LAYOUT OF THE BEDS
The layout of the beds in the Monks' Dormitory is complex
and ingenious. We have already discussed the manner
in which it was designed in our analysis of the scale and
construction methods used in designing the Plan.[43]
The
number 77 is not likely to be an accident.[44]
Yet I have been
able to find only one instance where the number of monks
was confined to this figure.[45]
The Monk's Dormitory, like the two other principal
buildings of the cloister, the Refectory and the Cellar, has
no internal architectural wall partitions whatsoever, and for
that reason must be thought of as a unitary space, open from
end to end. This should not be interpreted to mean, however,
that the beds were in full and open view of everyone
throughout the entire length and width of the building.
They must have been separated from one another by
wooden panels sufficiently high and long to protect the
monks from interfering with one another. The Custom of
Subiaco stipulates "that there be wooden partitions between
bed and bed, so that the brothers may not see each
other when they rest or read in their beds, and overhead
they must be covered [with canopies] because of the dust
and the cold." The same custom also requires "that these
spaces be so arranged, as to be provided with a window
admitting daylight for reading and writing as well as a
small table and a chair and whatever else is necessary for
that purpose."
[46]
The Custom of Subiaco is a relatively late source[47]
and
already reflects a relaxation of the Rule of St. Benedict in
favor of greater privacy—a development in the further
course of which the dormitory ended up by being subdivided
internally into a sequence of individual cubicles
ranged along the walls of the building, with a passage left
in the middle, each cubicle forming a separate enclosure
fitted, besides the bed, with a chair and a desk beneath a
window. This arrangement, so well known from the dorter
of Durham Cathedral (built by Bishop Skirlaw in 13981404)[48]

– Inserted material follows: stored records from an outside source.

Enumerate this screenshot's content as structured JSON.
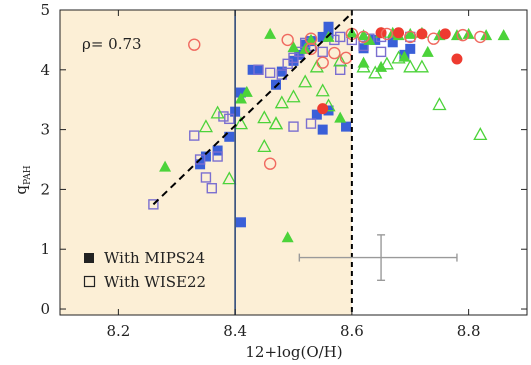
{
  "chart_data": {
    "type": "scatter",
    "xlabel": "12+log(O/H)",
    "ylabel_main": "q",
    "ylabel_sub": "PAH",
    "xlim": [
      8.1,
      8.9
    ],
    "ylim": [
      -0.1,
      5.0
    ],
    "xticks": [
      8.2,
      8.4,
      8.6,
      8.8
    ],
    "xtick_labels": [
      "8.2",
      "8.4",
      "8.6",
      "8.8"
    ],
    "yticks": [
      0,
      1,
      2,
      3,
      4,
      5
    ],
    "ytick_labels": [
      "0",
      "1",
      "2",
      "3",
      "4",
      "5"
    ],
    "annotation": "ρ= 0.73",
    "shaded_region_x": [
      8.1,
      8.6
    ],
    "shaded_color": "#fcefd6",
    "vline_solid_x": 8.4,
    "vline_dashed_x": 8.6,
    "fit_line": {
      "x": [
        8.26,
        8.6
      ],
      "y": [
        1.75,
        4.95
      ]
    },
    "error_bar": {
      "x": 8.65,
      "y": 0.86,
      "xerr_low": 0.14,
      "xerr_high": 0.13,
      "yerr": 0.38,
      "color": "#9a9a9a"
    },
    "legend": {
      "position": "bottom-left",
      "entries": [
        {
          "label": "With MIPS24",
          "marker": "filled-square"
        },
        {
          "label": "With WISE22",
          "marker": "open-square"
        }
      ]
    },
    "colors": {
      "blue_filled": "#3a5fd8",
      "blue_open": "#7b6fd0",
      "green": "#4cd33a",
      "red": "#ee3b30",
      "red_open": "#f06a60",
      "fit_line": "#000000",
      "solid_vline": "#2f4a7a"
    },
    "series": [
      {
        "marker": "filled-square",
        "color": "blue_filled",
        "points": [
          [
            8.34,
            2.42
          ],
          [
            8.35,
            2.55
          ],
          [
            8.37,
            2.65
          ],
          [
            8.39,
            2.88
          ],
          [
            8.4,
            3.3
          ],
          [
            8.41,
            3.62
          ],
          [
            8.43,
            4.0
          ],
          [
            8.44,
            4.0
          ],
          [
            8.47,
            3.75
          ],
          [
            8.48,
            3.97
          ],
          [
            8.52,
            4.42
          ],
          [
            8.53,
            4.48
          ],
          [
            8.55,
            4.55
          ],
          [
            8.56,
            4.6
          ],
          [
            8.56,
            4.72
          ],
          [
            8.41,
            1.45
          ],
          [
            8.54,
            3.25
          ],
          [
            8.55,
            3.0
          ],
          [
            8.56,
            3.32
          ],
          [
            8.59,
            3.05
          ],
          [
            8.62,
            4.36
          ],
          [
            8.64,
            4.5
          ],
          [
            8.67,
            4.46
          ],
          [
            8.69,
            4.25
          ],
          [
            8.7,
            4.35
          ],
          [
            8.5,
            4.15
          ],
          [
            8.51,
            4.25
          ]
        ]
      },
      {
        "marker": "open-square",
        "color": "blue_open",
        "points": [
          [
            8.26,
            1.75
          ],
          [
            8.33,
            2.9
          ],
          [
            8.34,
            2.5
          ],
          [
            8.35,
            2.2
          ],
          [
            8.36,
            2.02
          ],
          [
            8.37,
            2.55
          ],
          [
            8.38,
            3.22
          ],
          [
            8.39,
            3.18
          ],
          [
            8.44,
            4.0
          ],
          [
            8.46,
            3.95
          ],
          [
            8.48,
            3.92
          ],
          [
            8.49,
            4.1
          ],
          [
            8.5,
            4.2
          ],
          [
            8.51,
            4.3
          ],
          [
            8.52,
            4.45
          ],
          [
            8.53,
            4.4
          ],
          [
            8.55,
            4.3
          ],
          [
            8.57,
            4.5
          ],
          [
            8.58,
            4.55
          ],
          [
            8.6,
            4.5
          ],
          [
            8.62,
            4.4
          ],
          [
            8.63,
            4.52
          ],
          [
            8.65,
            4.55
          ],
          [
            8.5,
            3.05
          ],
          [
            8.53,
            3.1
          ],
          [
            8.58,
            4.0
          ],
          [
            8.65,
            4.3
          ],
          [
            8.7,
            4.55
          ]
        ]
      },
      {
        "marker": "filled-triangle",
        "color": "green",
        "points": [
          [
            8.28,
            2.38
          ],
          [
            8.41,
            3.52
          ],
          [
            8.42,
            3.63
          ],
          [
            8.46,
            4.6
          ],
          [
            8.5,
            4.38
          ],
          [
            8.52,
            4.35
          ],
          [
            8.53,
            4.5
          ],
          [
            8.56,
            4.55
          ],
          [
            8.49,
            1.2
          ],
          [
            8.58,
            3.2
          ],
          [
            8.6,
            4.62
          ],
          [
            8.62,
            4.58
          ],
          [
            8.63,
            4.5
          ],
          [
            8.65,
            4.62
          ],
          [
            8.67,
            4.62
          ],
          [
            8.68,
            4.58
          ],
          [
            8.7,
            4.6
          ],
          [
            8.72,
            4.62
          ],
          [
            8.75,
            4.58
          ],
          [
            8.78,
            4.58
          ],
          [
            8.8,
            4.6
          ],
          [
            8.83,
            4.58
          ],
          [
            8.86,
            4.58
          ],
          [
            8.69,
            4.22
          ],
          [
            8.65,
            4.05
          ],
          [
            8.62,
            4.12
          ],
          [
            8.73,
            4.3
          ]
        ]
      },
      {
        "marker": "open-triangle",
        "color": "green",
        "points": [
          [
            8.35,
            3.05
          ],
          [
            8.37,
            3.28
          ],
          [
            8.39,
            2.18
          ],
          [
            8.41,
            3.1
          ],
          [
            8.45,
            3.2
          ],
          [
            8.47,
            3.1
          ],
          [
            8.48,
            3.45
          ],
          [
            8.5,
            3.55
          ],
          [
            8.52,
            3.8
          ],
          [
            8.54,
            4.05
          ],
          [
            8.56,
            3.4
          ],
          [
            8.58,
            4.15
          ],
          [
            8.62,
            4.05
          ],
          [
            8.64,
            3.95
          ],
          [
            8.66,
            4.1
          ],
          [
            8.68,
            4.2
          ],
          [
            8.7,
            4.05
          ],
          [
            8.72,
            4.05
          ],
          [
            8.75,
            3.42
          ],
          [
            8.82,
            2.92
          ],
          [
            8.45,
            2.72
          ],
          [
            8.47,
            3.1
          ],
          [
            8.55,
            3.65
          ]
        ]
      },
      {
        "marker": "filled-circle",
        "color": "red",
        "points": [
          [
            8.55,
            3.35
          ],
          [
            8.65,
            4.62
          ],
          [
            8.68,
            4.62
          ],
          [
            8.72,
            4.6
          ],
          [
            8.76,
            4.6
          ],
          [
            8.78,
            4.18
          ]
        ]
      },
      {
        "marker": "open-circle",
        "color": "red_open",
        "points": [
          [
            8.33,
            4.42
          ],
          [
            8.46,
            2.43
          ],
          [
            8.49,
            4.5
          ],
          [
            8.53,
            4.35
          ],
          [
            8.55,
            4.12
          ],
          [
            8.57,
            4.28
          ],
          [
            8.59,
            4.2
          ],
          [
            8.6,
            4.6
          ],
          [
            8.62,
            4.55
          ],
          [
            8.66,
            4.6
          ],
          [
            8.7,
            4.55
          ],
          [
            8.74,
            4.52
          ],
          [
            8.79,
            4.58
          ],
          [
            8.82,
            4.55
          ],
          [
            8.53,
            4.52
          ]
        ]
      }
    ]
  }
}
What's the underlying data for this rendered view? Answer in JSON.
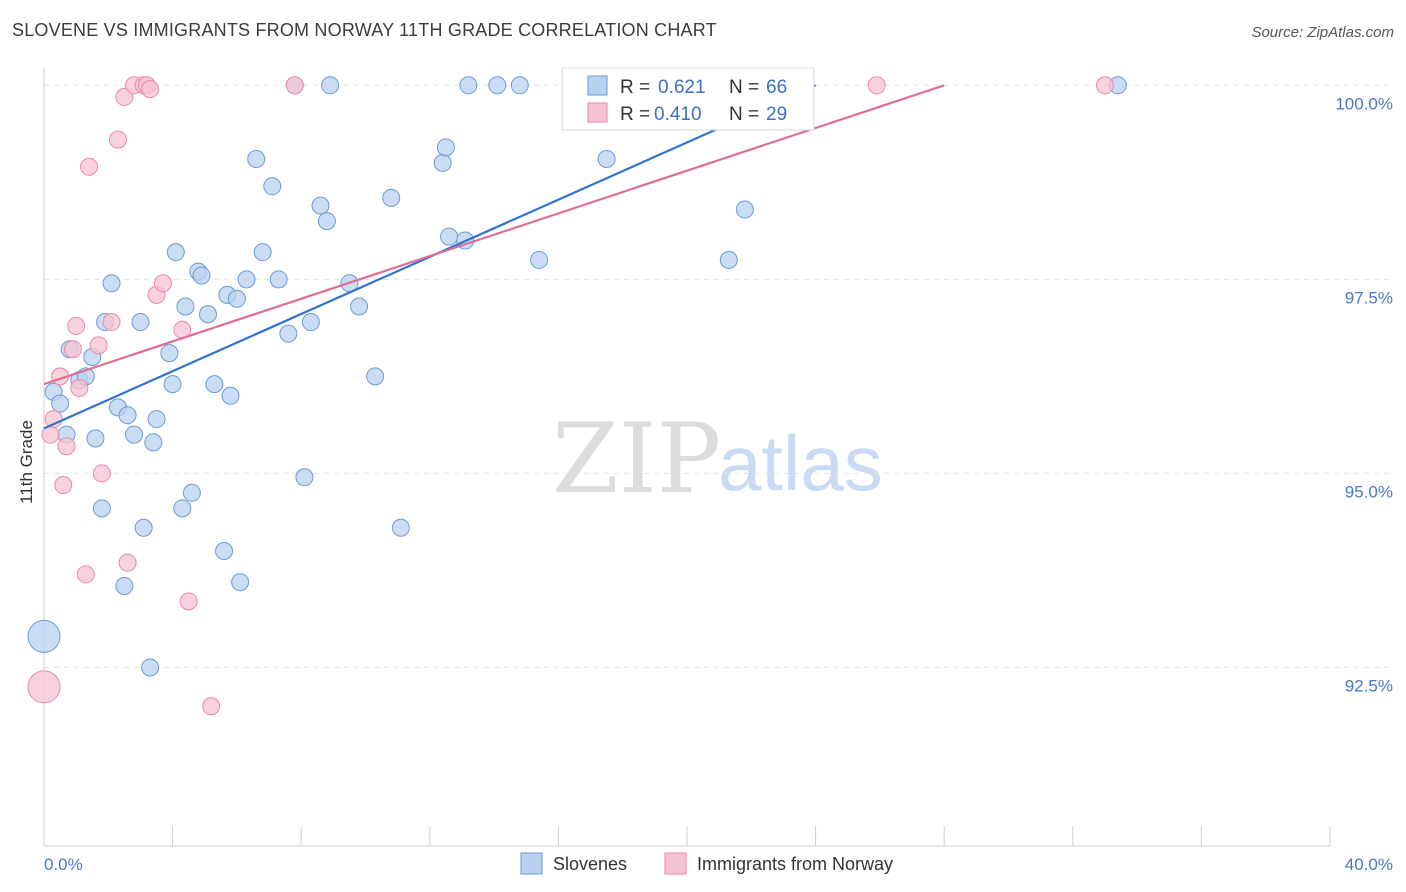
{
  "title": "SLOVENE VS IMMIGRANTS FROM NORWAY 11TH GRADE CORRELATION CHART",
  "source": "Source: ZipAtlas.com",
  "watermark": {
    "zip": "ZIP",
    "atlas": "atlas"
  },
  "chart_data": {
    "type": "scatter",
    "xlabel": "",
    "ylabel": "11th Grade",
    "xlim": [
      0,
      40
    ],
    "ylim": [
      90.2,
      100.3
    ],
    "x_tick_labels": [
      "0.0%",
      "40.0%"
    ],
    "y_ticks": [
      {
        "value": 100.0,
        "label": "100.0%"
      },
      {
        "value": 97.5,
        "label": "97.5%"
      },
      {
        "value": 95.0,
        "label": "95.0%"
      },
      {
        "value": 92.5,
        "label": "92.5%"
      }
    ],
    "legend": [
      {
        "r_label": "R =",
        "r_value": "0.621",
        "n_label": "N =",
        "n_value": "66"
      },
      {
        "r_label": "R =",
        "r_value": "0.410",
        "n_label": "N =",
        "n_value": "29"
      }
    ],
    "series": [
      {
        "name": "Slovenes",
        "color": "#6a9ad6",
        "fill": "#b9d1f0",
        "line_color": "#2f73d0",
        "trend": {
          "x0": 0.0,
          "y0": 95.58,
          "x1": 24.0,
          "y1": 100.0
        },
        "points": [
          {
            "x": 0.0,
            "y": 92.9,
            "big": true
          },
          {
            "x": 0.3,
            "y": 96.05
          },
          {
            "x": 0.5,
            "y": 95.9
          },
          {
            "x": 0.7,
            "y": 95.5
          },
          {
            "x": 0.8,
            "y": 96.6
          },
          {
            "x": 1.1,
            "y": 96.2
          },
          {
            "x": 1.3,
            "y": 96.25
          },
          {
            "x": 1.5,
            "y": 96.5
          },
          {
            "x": 1.6,
            "y": 95.45
          },
          {
            "x": 1.8,
            "y": 94.55
          },
          {
            "x": 1.9,
            "y": 96.95
          },
          {
            "x": 2.1,
            "y": 97.45
          },
          {
            "x": 2.3,
            "y": 95.85
          },
          {
            "x": 2.5,
            "y": 93.55
          },
          {
            "x": 2.6,
            "y": 95.75
          },
          {
            "x": 2.8,
            "y": 95.5
          },
          {
            "x": 3.0,
            "y": 96.95
          },
          {
            "x": 3.1,
            "y": 94.3
          },
          {
            "x": 3.3,
            "y": 92.5
          },
          {
            "x": 3.4,
            "y": 95.4
          },
          {
            "x": 3.5,
            "y": 95.7
          },
          {
            "x": 3.9,
            "y": 96.55
          },
          {
            "x": 4.0,
            "y": 96.15
          },
          {
            "x": 4.1,
            "y": 97.85
          },
          {
            "x": 4.3,
            "y": 94.55
          },
          {
            "x": 4.4,
            "y": 97.15
          },
          {
            "x": 4.6,
            "y": 94.75
          },
          {
            "x": 4.8,
            "y": 97.6
          },
          {
            "x": 4.9,
            "y": 97.55
          },
          {
            "x": 5.1,
            "y": 97.05
          },
          {
            "x": 5.3,
            "y": 96.15
          },
          {
            "x": 5.6,
            "y": 94.0
          },
          {
            "x": 5.7,
            "y": 97.3
          },
          {
            "x": 5.8,
            "y": 96.0
          },
          {
            "x": 6.0,
            "y": 97.25
          },
          {
            "x": 6.1,
            "y": 93.6
          },
          {
            "x": 6.3,
            "y": 97.5
          },
          {
            "x": 6.6,
            "y": 99.05
          },
          {
            "x": 6.8,
            "y": 97.85
          },
          {
            "x": 7.1,
            "y": 98.7
          },
          {
            "x": 7.3,
            "y": 97.5
          },
          {
            "x": 7.6,
            "y": 96.8
          },
          {
            "x": 7.8,
            "y": 100.0
          },
          {
            "x": 8.1,
            "y": 94.95
          },
          {
            "x": 8.3,
            "y": 96.95
          },
          {
            "x": 8.6,
            "y": 98.45
          },
          {
            "x": 8.8,
            "y": 98.25
          },
          {
            "x": 8.9,
            "y": 100.0
          },
          {
            "x": 9.5,
            "y": 97.45
          },
          {
            "x": 9.8,
            "y": 97.15
          },
          {
            "x": 10.3,
            "y": 96.25
          },
          {
            "x": 10.8,
            "y": 98.55
          },
          {
            "x": 11.1,
            "y": 94.3
          },
          {
            "x": 12.4,
            "y": 99.0
          },
          {
            "x": 12.5,
            "y": 99.2
          },
          {
            "x": 12.6,
            "y": 98.05
          },
          {
            "x": 13.1,
            "y": 98.0
          },
          {
            "x": 13.2,
            "y": 100.0
          },
          {
            "x": 14.1,
            "y": 100.0
          },
          {
            "x": 14.8,
            "y": 100.0
          },
          {
            "x": 15.4,
            "y": 97.75
          },
          {
            "x": 17.5,
            "y": 99.05
          },
          {
            "x": 21.3,
            "y": 97.75
          },
          {
            "x": 21.8,
            "y": 98.4
          },
          {
            "x": 23.6,
            "y": 100.0
          },
          {
            "x": 33.4,
            "y": 100.0
          }
        ]
      },
      {
        "name": "Immigrants from Norway",
        "color": "#e88aa8",
        "fill": "#f7c3d2",
        "line_color": "#de6e94",
        "trend": {
          "x0": 0.0,
          "y0": 96.15,
          "x1": 28.0,
          "y1": 100.0
        },
        "points": [
          {
            "x": 0.0,
            "y": 92.25,
            "big": true
          },
          {
            "x": 0.2,
            "y": 95.5
          },
          {
            "x": 0.3,
            "y": 95.7
          },
          {
            "x": 0.5,
            "y": 96.25
          },
          {
            "x": 0.6,
            "y": 94.85
          },
          {
            "x": 0.7,
            "y": 95.35
          },
          {
            "x": 0.9,
            "y": 96.6
          },
          {
            "x": 1.0,
            "y": 96.9
          },
          {
            "x": 1.1,
            "y": 96.1
          },
          {
            "x": 1.3,
            "y": 93.7
          },
          {
            "x": 1.4,
            "y": 98.95
          },
          {
            "x": 1.7,
            "y": 96.65
          },
          {
            "x": 1.8,
            "y": 95.0
          },
          {
            "x": 2.1,
            "y": 96.95
          },
          {
            "x": 2.3,
            "y": 99.3
          },
          {
            "x": 2.5,
            "y": 99.85
          },
          {
            "x": 2.6,
            "y": 93.85
          },
          {
            "x": 2.8,
            "y": 100.0
          },
          {
            "x": 3.1,
            "y": 100.0
          },
          {
            "x": 3.2,
            "y": 100.0
          },
          {
            "x": 3.3,
            "y": 99.95
          },
          {
            "x": 3.5,
            "y": 97.3
          },
          {
            "x": 3.7,
            "y": 97.45
          },
          {
            "x": 4.3,
            "y": 96.85
          },
          {
            "x": 4.5,
            "y": 93.35
          },
          {
            "x": 5.2,
            "y": 92.0
          },
          {
            "x": 7.8,
            "y": 100.0
          },
          {
            "x": 25.9,
            "y": 100.0
          },
          {
            "x": 33.0,
            "y": 100.0
          }
        ]
      }
    ]
  }
}
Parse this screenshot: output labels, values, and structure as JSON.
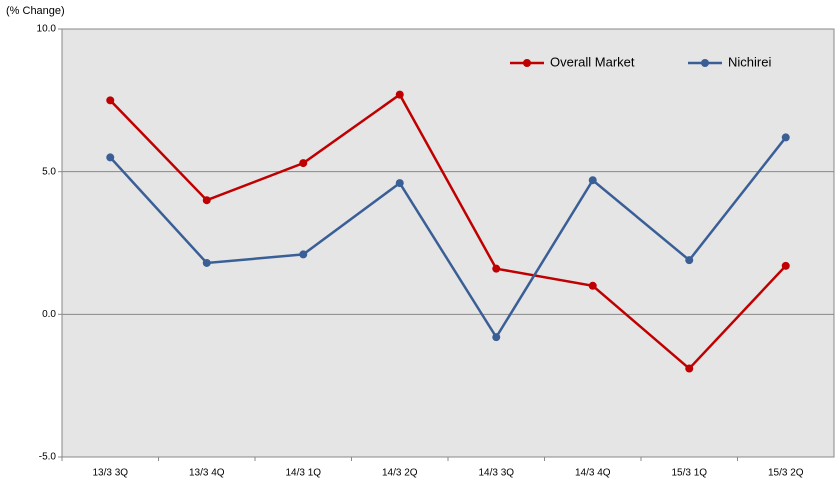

was clearly not in the mind of the churchmen who
ruled on the details of the layout of the Monks' Dormitory
on the Plan of St. Gall. Yet even here we might be justified
in counting on at least a rudimentary system of partition
walls between the beds—if not for moral protection, for
purely practical reasons: since the brothers were permitted
to read in bed during their afternoon rest period, they were
in need of at least a headboard against which to lean.